# Restaurant Revenue Prediction

In fair Kaggle, where we lay our scene,  
Two datasets merge, their features yet unseen.  
Through Random Forest's mighty algorithm's grace,  
Restaurant revenues find their rightful place.  
With dates transformed and categories made clear,  
The model learns what profits may appear.  
Thus trained on truth, it doth predict with care,  
What fortunes future venues might declare.

Dataset: https://www.kaggle.com/competitions/restaurant-revenue-prediction/data

Hugging Face: https://huggingface.co/spaces/alperugurcan/Restaurant-Revenue-Prediction


In [4]:
import pandas as pd
import numpy as np
from sklearn.ensemble import RandomForestRegressor

test = pd.read_csv('/kaggle/input/restaurant-revenue-prediction/test.csv.zip')
train = pd.read_csv('/kaggle/input/restaurant-revenue-prediction/train.csv.zip')

test_ids = test['Id']

test['revenue'] = np.nan

train = train[train['revenue'] < 16000000]

combined = pd.concat([train, test], axis=0, ignore_index=True)

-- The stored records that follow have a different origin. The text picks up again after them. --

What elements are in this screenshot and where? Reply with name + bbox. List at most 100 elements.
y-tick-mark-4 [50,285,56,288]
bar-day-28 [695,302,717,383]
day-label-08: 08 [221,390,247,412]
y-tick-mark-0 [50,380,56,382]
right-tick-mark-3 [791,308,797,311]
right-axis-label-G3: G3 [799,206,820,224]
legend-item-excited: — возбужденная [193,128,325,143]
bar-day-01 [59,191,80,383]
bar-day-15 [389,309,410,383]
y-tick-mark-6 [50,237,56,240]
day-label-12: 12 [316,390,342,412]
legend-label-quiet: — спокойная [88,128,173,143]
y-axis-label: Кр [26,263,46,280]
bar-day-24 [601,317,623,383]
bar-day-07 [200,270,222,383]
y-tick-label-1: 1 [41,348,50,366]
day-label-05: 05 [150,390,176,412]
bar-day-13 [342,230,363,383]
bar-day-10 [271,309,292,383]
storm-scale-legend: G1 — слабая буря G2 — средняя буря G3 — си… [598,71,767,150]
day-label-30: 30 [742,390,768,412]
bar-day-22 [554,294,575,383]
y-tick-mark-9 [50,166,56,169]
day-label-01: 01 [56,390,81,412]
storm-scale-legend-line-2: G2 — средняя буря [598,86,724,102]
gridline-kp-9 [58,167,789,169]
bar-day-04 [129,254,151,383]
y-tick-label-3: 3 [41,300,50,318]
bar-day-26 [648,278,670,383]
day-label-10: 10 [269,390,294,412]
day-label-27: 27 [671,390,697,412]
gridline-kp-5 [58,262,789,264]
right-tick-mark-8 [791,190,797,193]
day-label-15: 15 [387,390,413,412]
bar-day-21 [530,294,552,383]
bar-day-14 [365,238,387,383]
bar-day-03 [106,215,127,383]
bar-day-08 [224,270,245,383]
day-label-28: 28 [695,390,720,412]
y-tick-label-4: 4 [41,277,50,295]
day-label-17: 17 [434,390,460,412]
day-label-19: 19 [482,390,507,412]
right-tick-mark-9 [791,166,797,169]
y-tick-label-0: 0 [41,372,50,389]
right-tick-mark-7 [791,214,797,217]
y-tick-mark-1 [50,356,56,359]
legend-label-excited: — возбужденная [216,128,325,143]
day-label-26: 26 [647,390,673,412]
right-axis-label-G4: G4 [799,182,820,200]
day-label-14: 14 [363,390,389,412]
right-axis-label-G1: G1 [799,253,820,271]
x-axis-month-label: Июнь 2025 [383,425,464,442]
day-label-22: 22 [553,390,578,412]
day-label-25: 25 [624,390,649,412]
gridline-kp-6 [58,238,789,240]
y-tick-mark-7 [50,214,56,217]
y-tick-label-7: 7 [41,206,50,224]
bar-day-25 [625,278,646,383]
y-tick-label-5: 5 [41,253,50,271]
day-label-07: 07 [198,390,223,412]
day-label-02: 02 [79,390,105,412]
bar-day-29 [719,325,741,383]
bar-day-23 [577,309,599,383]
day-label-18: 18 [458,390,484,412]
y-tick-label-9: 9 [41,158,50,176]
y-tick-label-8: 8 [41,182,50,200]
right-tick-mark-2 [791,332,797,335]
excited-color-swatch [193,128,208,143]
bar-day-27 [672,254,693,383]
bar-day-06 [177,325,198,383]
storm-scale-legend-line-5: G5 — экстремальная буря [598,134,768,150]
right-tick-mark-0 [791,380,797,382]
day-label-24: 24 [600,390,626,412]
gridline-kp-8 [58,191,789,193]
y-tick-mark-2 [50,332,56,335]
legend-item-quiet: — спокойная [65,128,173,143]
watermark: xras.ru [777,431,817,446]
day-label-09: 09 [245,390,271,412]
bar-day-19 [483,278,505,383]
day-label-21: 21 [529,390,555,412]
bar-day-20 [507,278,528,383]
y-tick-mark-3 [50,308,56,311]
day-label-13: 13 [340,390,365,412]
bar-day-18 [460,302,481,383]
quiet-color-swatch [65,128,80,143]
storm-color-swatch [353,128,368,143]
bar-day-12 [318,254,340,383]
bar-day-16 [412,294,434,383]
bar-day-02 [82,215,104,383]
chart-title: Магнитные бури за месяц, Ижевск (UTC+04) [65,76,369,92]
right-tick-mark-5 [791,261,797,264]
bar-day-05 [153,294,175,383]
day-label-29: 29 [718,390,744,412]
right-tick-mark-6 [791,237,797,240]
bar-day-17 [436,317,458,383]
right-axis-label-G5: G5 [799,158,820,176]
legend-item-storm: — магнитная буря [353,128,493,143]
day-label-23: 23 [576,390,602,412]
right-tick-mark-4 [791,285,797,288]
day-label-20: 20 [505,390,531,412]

date_column = [col for col in combined.columns if 'date' in col.lower() or 'open' in col.lower()][0]
combined['date'] = pd.to_datetime(combined[date_column])
combined['day'] = combined['date'].dt.day
combined['month'] = combined['date'].dt.month.astype('category')
combined['year'] = combined['date'].dt.year.astype('category')

end_date = pd.to_datetime('2020-08-13')
combined['days'] = (end_date - combined['date']).dt.days

columns_to_drop = ['Id', date_column, 'date']
combined = combined.drop(columns=columns_to_drop)

categorical_columns = combined.select_dtypes(include=['object', 'category']).columns
combined = pd.get_dummies(combined, columns=categorical_columns)

train_final = combined[~combined['revenue'].isna()]
test_final = combined[combined['revenue'].isna()].drop(columns=['revenue'])

np.random.seed(17)
X = train_final.drop('revenue', axis=1)
y = train_final['revenue']

rf_model = RandomForestRegressor(random_state=17)
rf_model.fit(X, y)

predictions = rf_model.predict(test_final)
submission = pd.DataFrame({
    'Id': test_ids,
    'Prediction': predictions
})

submission.to_csv('submission.csv', index=False)

In [10]:
import joblib
joblib.dump(rf_model, 'restaurant_revenue_model.joblib')

['restaurant_revenue_model.joblib']